I’m running into an issue with a SQL query where I’m getting an error about an invalid column name when trying to use a calculated field alias in the HAVING clause.
Here’s my query:
SELECT
StoreId,
(6371 *
acos(cos(radians(40.7128)) *
cos(radians(Lat)) *
cos(radians(Lng) -
radians(-74.0060)) +
sin(radians(40.7128)) *
sin(radians(Lat)))) AS proximity
FROM
[dbo].[StoreLocations]
HAVING
proximity < 50
ORDER BY
proximity
The error I’m getting is:
Msg 207, Level 16, State 1, Line 13
Invalid column name ‘proximity’
Why can’t SQL Server recognize the alias I created in the SELECT statement when I try to use it in the HAVING clause? Is there a way to fix this without repeating the entire calculation?

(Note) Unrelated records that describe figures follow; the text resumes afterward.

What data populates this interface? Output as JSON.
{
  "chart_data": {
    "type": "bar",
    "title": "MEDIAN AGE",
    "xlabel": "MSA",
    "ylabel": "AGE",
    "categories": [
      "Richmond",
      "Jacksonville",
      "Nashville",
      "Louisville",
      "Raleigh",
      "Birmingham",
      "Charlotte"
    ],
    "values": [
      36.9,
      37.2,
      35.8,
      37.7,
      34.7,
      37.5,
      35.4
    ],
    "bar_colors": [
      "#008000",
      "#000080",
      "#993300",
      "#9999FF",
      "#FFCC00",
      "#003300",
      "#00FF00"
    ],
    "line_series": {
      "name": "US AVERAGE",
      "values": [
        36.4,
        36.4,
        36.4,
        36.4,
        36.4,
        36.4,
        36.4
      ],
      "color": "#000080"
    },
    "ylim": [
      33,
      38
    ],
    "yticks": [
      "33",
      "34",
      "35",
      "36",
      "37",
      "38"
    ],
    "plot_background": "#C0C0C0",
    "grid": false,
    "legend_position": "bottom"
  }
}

Oh interesting! I’ve hit this wall before - super frustrating. What SQL Server version are you running? Newer versions handle the logical processing order differently. Try wrapping it in a subquery instead of a CTE - might work better for your case.
This happens because of how SQL Server processes queries. The HAVING clause runs before SELECT finalizes column aliases, so your ‘proximity’ alias isn’t available yet when HAVING executes. Actually, you should be using WHERE instead of HAVING since you don’t have GROUP BY. HAVING is for filtering grouped results, not individual rows. Try this instead: WITH LocationCalculation AS ( SELECT StoreId, (6371 * acos(cos(radians(40.7128)) * cos(radians(Lat)) * cos(radians(Lng) - radians(-74.0060)) + sin(radians(40.7128)) * sin(radians(Lat)))) AS proximity FROM [dbo].[StoreLocations] ) SELECT StoreId, proximity FROM LocationCalculation WHERE proximity < 50 ORDER BY proximity This CTE approach calculates the distance once and lets you reference the alias in WHERE and ORDER BY without repeating that complex formula.
yeah, this trips up evryone in SQL Server! you can’t use aliases in HAVING cause it gets evaluted before SELECT. just repeat the calculation in the HAVING clause or use that CTE approach someone mentioned - both work great.